Title: The Many Daughters of Afong Moy

Author: Jamie Ford

Release Date: 2 August 2022


Disclaimer: I received an ARC from the publishers.

               Memory is funny.  What we remember can pop up at strange times, and sometimes we don’t quite know where that memory comes from, that one that flashes and gives that weird, unreal sense.  We also know that there is intergenerational trauma and memory.  We are sum of ourselves and our forebears.

               Ford’s new novel is a about those intergenerational memories and trauma.  Starting with Afong Moy, the first Chinese woman in America (and a real historical figure) and running though her female descendants.  The novel’s time periods range from pre-Civil to the near future.  It is at once historical fiction and science fiction.

               This type of book succeeds or fails on the weight of its casts – in this case Afong and her daughters- and the ability of the writer to make not only the women stand out from each other but not to repeat, what in essence would be the same story.  While there are some similarities in the stories of the daughters -a desire to find a loved one, to know what happened to a loved one (and it is possible that these loved ones are descendants of a lost love of Afong Moy herself) – there is enough difference in character for the women to stand.  Dorothy and Faye might be related but there are thousands of miles from each other, and not just in a geographic and time sense.               

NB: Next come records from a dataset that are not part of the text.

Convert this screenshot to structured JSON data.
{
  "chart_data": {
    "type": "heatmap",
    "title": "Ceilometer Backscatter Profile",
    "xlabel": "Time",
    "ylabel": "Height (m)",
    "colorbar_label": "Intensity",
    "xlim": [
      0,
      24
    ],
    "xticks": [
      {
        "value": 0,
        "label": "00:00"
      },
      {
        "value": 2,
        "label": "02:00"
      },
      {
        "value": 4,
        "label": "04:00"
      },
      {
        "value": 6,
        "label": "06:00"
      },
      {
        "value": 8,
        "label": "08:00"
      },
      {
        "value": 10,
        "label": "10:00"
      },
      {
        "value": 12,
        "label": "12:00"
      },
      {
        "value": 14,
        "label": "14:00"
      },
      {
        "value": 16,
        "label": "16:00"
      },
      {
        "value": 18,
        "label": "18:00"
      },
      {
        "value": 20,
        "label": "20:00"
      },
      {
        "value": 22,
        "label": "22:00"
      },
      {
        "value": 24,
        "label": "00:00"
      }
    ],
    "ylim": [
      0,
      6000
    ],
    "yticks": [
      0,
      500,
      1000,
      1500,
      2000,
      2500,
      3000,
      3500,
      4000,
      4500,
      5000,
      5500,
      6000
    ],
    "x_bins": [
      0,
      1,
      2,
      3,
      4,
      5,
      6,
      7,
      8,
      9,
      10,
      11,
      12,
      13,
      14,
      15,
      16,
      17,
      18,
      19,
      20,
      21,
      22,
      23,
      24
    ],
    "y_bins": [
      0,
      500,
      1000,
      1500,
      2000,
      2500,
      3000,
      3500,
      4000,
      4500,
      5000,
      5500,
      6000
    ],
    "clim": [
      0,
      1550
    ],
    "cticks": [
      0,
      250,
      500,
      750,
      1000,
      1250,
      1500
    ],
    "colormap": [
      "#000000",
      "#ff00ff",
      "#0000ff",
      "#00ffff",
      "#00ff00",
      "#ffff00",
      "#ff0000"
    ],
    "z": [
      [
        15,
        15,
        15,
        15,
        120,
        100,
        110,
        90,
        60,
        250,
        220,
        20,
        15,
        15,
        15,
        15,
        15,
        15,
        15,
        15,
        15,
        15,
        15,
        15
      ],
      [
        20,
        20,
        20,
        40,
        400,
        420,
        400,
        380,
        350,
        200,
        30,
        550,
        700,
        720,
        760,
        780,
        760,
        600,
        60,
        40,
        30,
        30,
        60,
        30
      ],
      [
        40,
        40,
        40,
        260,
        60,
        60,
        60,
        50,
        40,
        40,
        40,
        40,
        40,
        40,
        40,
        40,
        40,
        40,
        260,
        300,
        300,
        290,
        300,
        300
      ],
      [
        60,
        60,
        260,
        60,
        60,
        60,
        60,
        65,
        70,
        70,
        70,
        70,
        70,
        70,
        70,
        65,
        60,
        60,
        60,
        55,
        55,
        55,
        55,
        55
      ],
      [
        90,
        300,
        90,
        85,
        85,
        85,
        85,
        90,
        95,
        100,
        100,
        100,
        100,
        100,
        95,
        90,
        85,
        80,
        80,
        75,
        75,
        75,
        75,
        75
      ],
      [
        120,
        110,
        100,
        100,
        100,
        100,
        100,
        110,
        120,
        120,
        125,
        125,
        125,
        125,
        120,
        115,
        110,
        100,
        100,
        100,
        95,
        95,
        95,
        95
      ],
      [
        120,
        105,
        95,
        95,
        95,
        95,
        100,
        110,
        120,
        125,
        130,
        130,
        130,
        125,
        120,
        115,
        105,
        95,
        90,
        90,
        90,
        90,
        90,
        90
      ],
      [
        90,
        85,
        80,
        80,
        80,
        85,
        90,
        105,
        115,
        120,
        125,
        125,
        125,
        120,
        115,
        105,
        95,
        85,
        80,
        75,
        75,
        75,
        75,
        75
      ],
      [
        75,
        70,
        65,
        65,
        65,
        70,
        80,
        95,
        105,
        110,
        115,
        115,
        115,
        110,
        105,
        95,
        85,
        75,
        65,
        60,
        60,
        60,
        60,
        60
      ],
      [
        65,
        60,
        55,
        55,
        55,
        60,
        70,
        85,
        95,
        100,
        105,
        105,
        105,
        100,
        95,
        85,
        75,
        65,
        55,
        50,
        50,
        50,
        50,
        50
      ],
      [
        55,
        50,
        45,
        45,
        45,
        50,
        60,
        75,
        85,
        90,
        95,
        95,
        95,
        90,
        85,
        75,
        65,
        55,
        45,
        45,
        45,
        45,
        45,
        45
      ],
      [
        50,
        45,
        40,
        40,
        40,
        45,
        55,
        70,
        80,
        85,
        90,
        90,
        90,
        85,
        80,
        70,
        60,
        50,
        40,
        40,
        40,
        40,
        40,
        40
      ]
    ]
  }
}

               While some of the women find themselves caught in events of international or national importance – Faye works as a nurse in China during the Second World War II, Lai King Moy is in San Francisco during an outbreak of plague – but also during less important, though no less real historical events.  For instance, Zoe is attending a radical school in England.  The tragedies the women go though are not the same tragedy and one could argue that some are more tragic than others.  Yet, at no point does on feel that Ford is simply manipulating or try to manipulate the reader emotionally.  There is no sallowness to the stories or to the characters. 

               The connections between the characters outside of the bloodline is though Dorothy who starts experimental therapy to come to terms with the trauma that her genetic bloodline endured, and in many ways reconcile the various threads that run though the family.  What exactly Dorothy does to bring herself peace from the intergenerational trauma was handled masterfully.  Ford does not sugarcoat or give the pat endings. 

               Ford, should be noted, writes women very well.  Faye is written extremely well, and Ford hands a mixture satisfaction and regret extremely well. 

               The book moves quickly, and the story does give one hope for a type of peace.